Lively talk filled the camp like music. Fayden, who seemed to know everyone, waved and grinned at people, promising we’d join them for a meal soon. “This is my brother, Dossam,” he said a few times. “You probably heard his music on the way here.”

“That was you?” replied one woman as she pressed her palm to her chest. “The best parts of my day were when you played.”

A few others hugged me in response to Fayden’s introduction, and I felt it, the thing I had wanted all along: for a few people, my music had become real and valuable and important. To these people, my music had been useful—and might always have been, if I hadn’t hidden it out of fear that someone might take it away.

In spite of the cool wind whipping around wagons and trees, the air grew warmer as people built fires and pulled out pots to cook in. Others worked by the lake, catching fish and hauling water to trade.

The music of voices and life flowed about the camp, tempting me into a smile. I hadn’t wanted to come on this quest to find a leader I didn’t care about, but for the first time, I was glad I was here—and not just because I was relieved not to have been killed back at the old Community.

The mountains all around were strong and sheltering, casting the sensation of safety over the plateau. The woods, while cold and unfamiliar, seemed peaceful enough, and they were beautiful.

This was an area I could learn to love, even with the strange wall and tower rising just to the north.

Besides, I had my brother and best friend with me. As long as I had them, I had everything I needed.

At last, a voice filled with authority sounded, and I dragged Fayden to where Meuric stood atop his wagon—a much grander affair than ours.

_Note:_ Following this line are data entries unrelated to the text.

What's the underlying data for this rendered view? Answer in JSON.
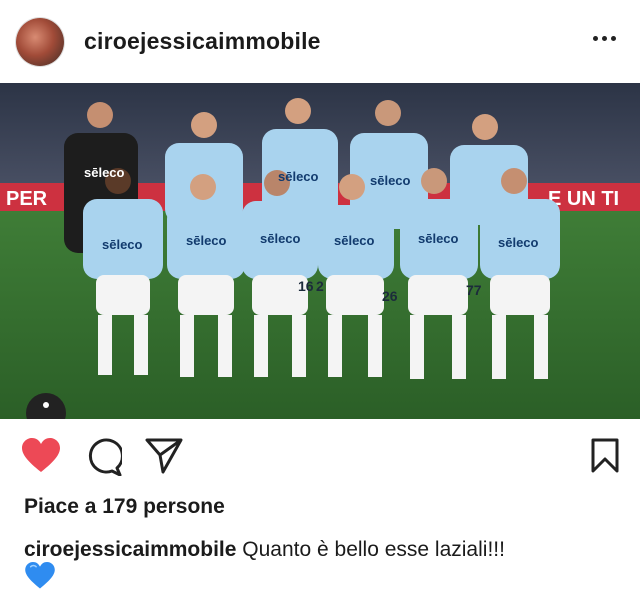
{
  "post": {
    "username": "ciroejessicaimmobile",
    "more_icon": "ellipsis-icon",
    "likes_text": "Piace a 179 persone",
    "caption_username": "ciroejessicaimmobile",
    "caption_text": "Quanto è bello esse laziali!!!",
    "caption_emoji": "blue-heart-emoji"
  },
  "photo": {
    "banner_left": "PER",
    "banner_right": "E UN TI",
    "jersey_sponsor": "sēleco",
    "numbers": [
      "16",
      "2",
      "26",
      "77"
    ]
  },
  "colors": {
    "like_red": "#ed4956",
    "blue_heart": "#2f8cf0",
    "jersey": "#a9d3ee",
    "pitch": "#2f6e2c"
  }
}
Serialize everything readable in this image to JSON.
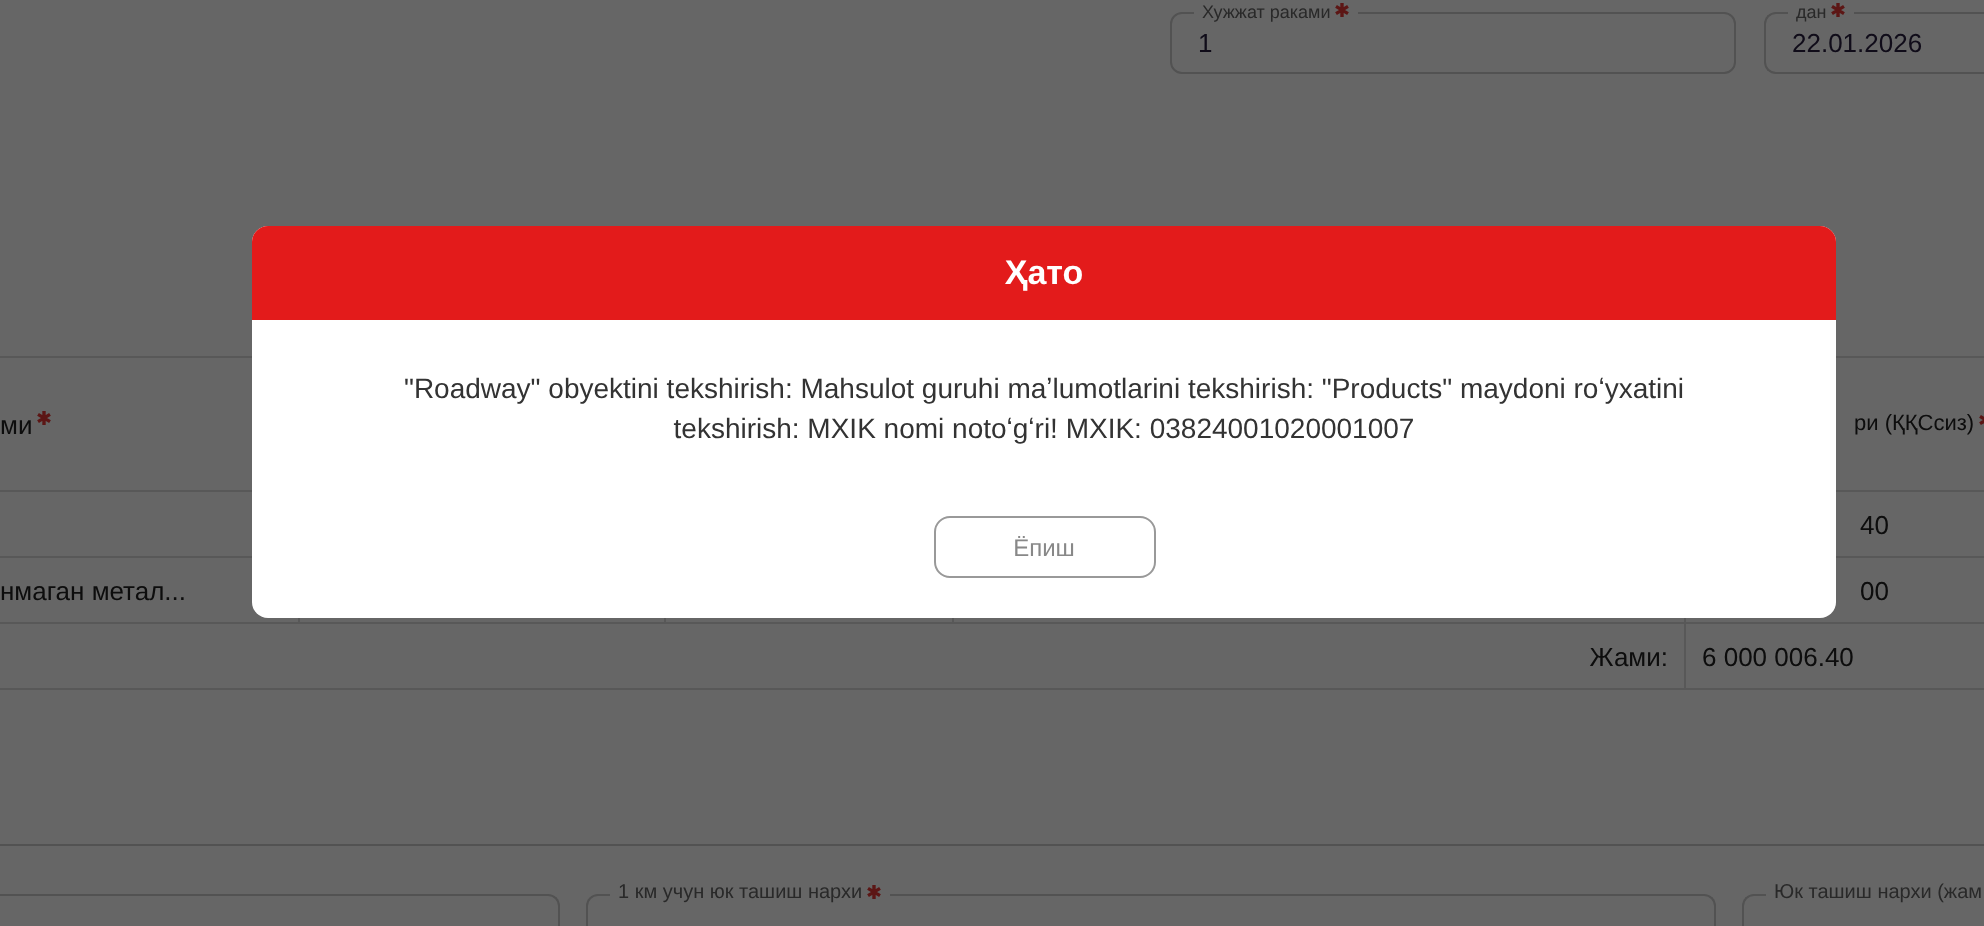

“The scouts have informed me of archways in the white wall. In the morning, we will enter the structure and set Janan free!”

People cheered.

“He’s not wasting any time,” I muttered to Fayden.

He chuckled. “Would you, if your favorite person were in there, perhaps unjustly?”

If it were Fayden or Stef? “No. I’d do anything to save them.”

We lingered for a little while before turning toward to the outskirts of camp. We made it only a few paces.

That was when we heard the noise.

Though the sky was clear, with the moon shining brightly and the stars scattered like sparks across the blackness, thunder cracked the night.